I did succeed in keeping our house Barbie free for the first five years, but my decree was effectively undermined by birthday parties. Little People and Polly Pockets, however, dominate the plastic population in our abode.

Fancy Nancy is a household favorite. We'll have the complete collection soon, I'm sure.

As for the summer crowd, I live in a small resort community with about 1,200 year-rounders, another 4,000 summer folk invade three months of the year, so I can relate to the story.

We call them FIPs, F'ing Illinois People, since many come from Chicago. While a couple are total jerks like the one in your post, thankfully most are decent people, even if they are from Chicago.

Given the size of our town, everyone knows everyone, including the summer crowd, so it is difficult to be an ass if you want someone to watch your house during the winter, rent it when not in use, etc.

Poor kid, though, he is going to be friendless for the rest of his life.

tapeworm said...

great story!

JakeGint said...

The Fancy Nancy series is huge in my house. Even my two year old -- decidedly non-fancy in every other regard -- loves those books. I think it's the detailed illustrations.

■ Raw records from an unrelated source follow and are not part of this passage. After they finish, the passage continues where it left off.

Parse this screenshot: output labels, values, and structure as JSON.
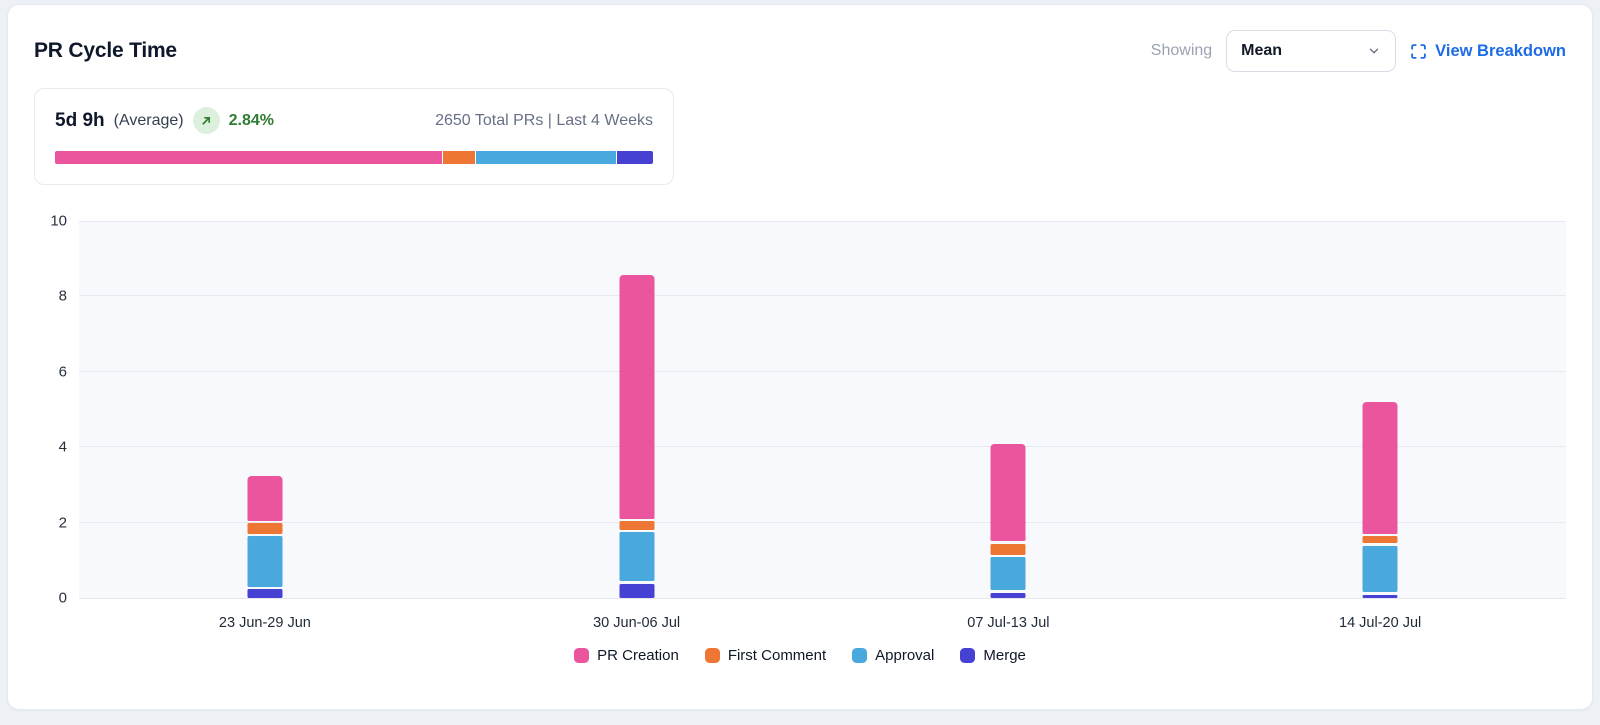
{
  "header": {
    "title": "PR Cycle Time",
    "showing_label": "Showing",
    "metric_dropdown": {
      "selected": "Mean"
    },
    "view_breakdown": {
      "label": "View Breakdown",
      "color": "#1d6ce5"
    }
  },
  "summary_card": {
    "value": "5d 9h",
    "value_qualifier": "(Average)",
    "trend": {
      "direction": "up",
      "pct": "2.84%",
      "color": "#2e7d32"
    },
    "meta": "2650 Total PRs | Last 4 Weeks",
    "distribution_pct": [
      {
        "name": "PR Creation",
        "pct": 65,
        "color": "#ea559d"
      },
      {
        "name": "First Comment",
        "pct": 5.5,
        "color": "#ee7635"
      },
      {
        "name": "Approval",
        "pct": 23.5,
        "color": "#49a8dc"
      },
      {
        "name": "Merge",
        "pct": 6,
        "color": "#4741d3"
      }
    ]
  },
  "chart_data": {
    "type": "bar",
    "stacked": true,
    "title": "PR Cycle Time",
    "categories": [
      "23 Jun-29 Jun",
      "30 Jun-06 Jul",
      "07 Jul-13 Jul",
      "14 Jul-20 Jul"
    ],
    "series": [
      {
        "name": "PR Creation",
        "color": "#ea559d",
        "values": [
          1.25,
          6.5,
          2.65,
          3.55
        ]
      },
      {
        "name": "First Comment",
        "color": "#ee7635",
        "values": [
          0.35,
          0.3,
          0.35,
          0.25
        ]
      },
      {
        "name": "Approval",
        "color": "#49a8dc",
        "values": [
          1.4,
          1.35,
          0.95,
          1.3
        ]
      },
      {
        "name": "Merge",
        "color": "#4741d3",
        "values": [
          0.3,
          0.45,
          0.2,
          0.15
        ]
      }
    ],
    "stack_order_bottom_to_top": [
      "Merge",
      "Approval",
      "First Comment",
      "PR Creation"
    ],
    "stack_totals": [
      3.3,
      8.6,
      4.15,
      5.25
    ],
    "xlabel": "",
    "ylabel": "",
    "ylim": [
      0,
      10
    ],
    "yticks": [
      0,
      2,
      4,
      6,
      8,
      10
    ],
    "grid": true,
    "plot_background": "#f8f9fc",
    "legend_position": "bottom",
    "legend": [
      "PR Creation",
      "First Comment",
      "Approval",
      "Merge"
    ]
  }
}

Of course my seven year old, the only girl sib, is not very pleased when she sees the little man paging through oohing and ahhing. We've compromised, by removing the covers to a place out of his reach.

Finding good stuff for kids to read is not easy, and it gets harder as they hit that 9-12 age, where there ready (reading level wise) for older stuff, but not "ready," if you take my meaning.

As for cell phone man and his kid, you should visit Long Island, where most everybody is like that.

JakeGint said...

Sorry "they're" not "there." Dammit I've gotten so used to Fly's edit function, I don't even check my stuff anymore...

Lisa said...

Hey DT,
the bookstore lady is my hero!
That is the dream comment of many in public service.......

JakeGint said...

Speaking of "Worst... President... Ever...."

And getting worse every day! Make sure you check the photo and caption... unbelievable!

The gift that keeps on giving...

Danny said...

not surprisingly, that was me in the book store.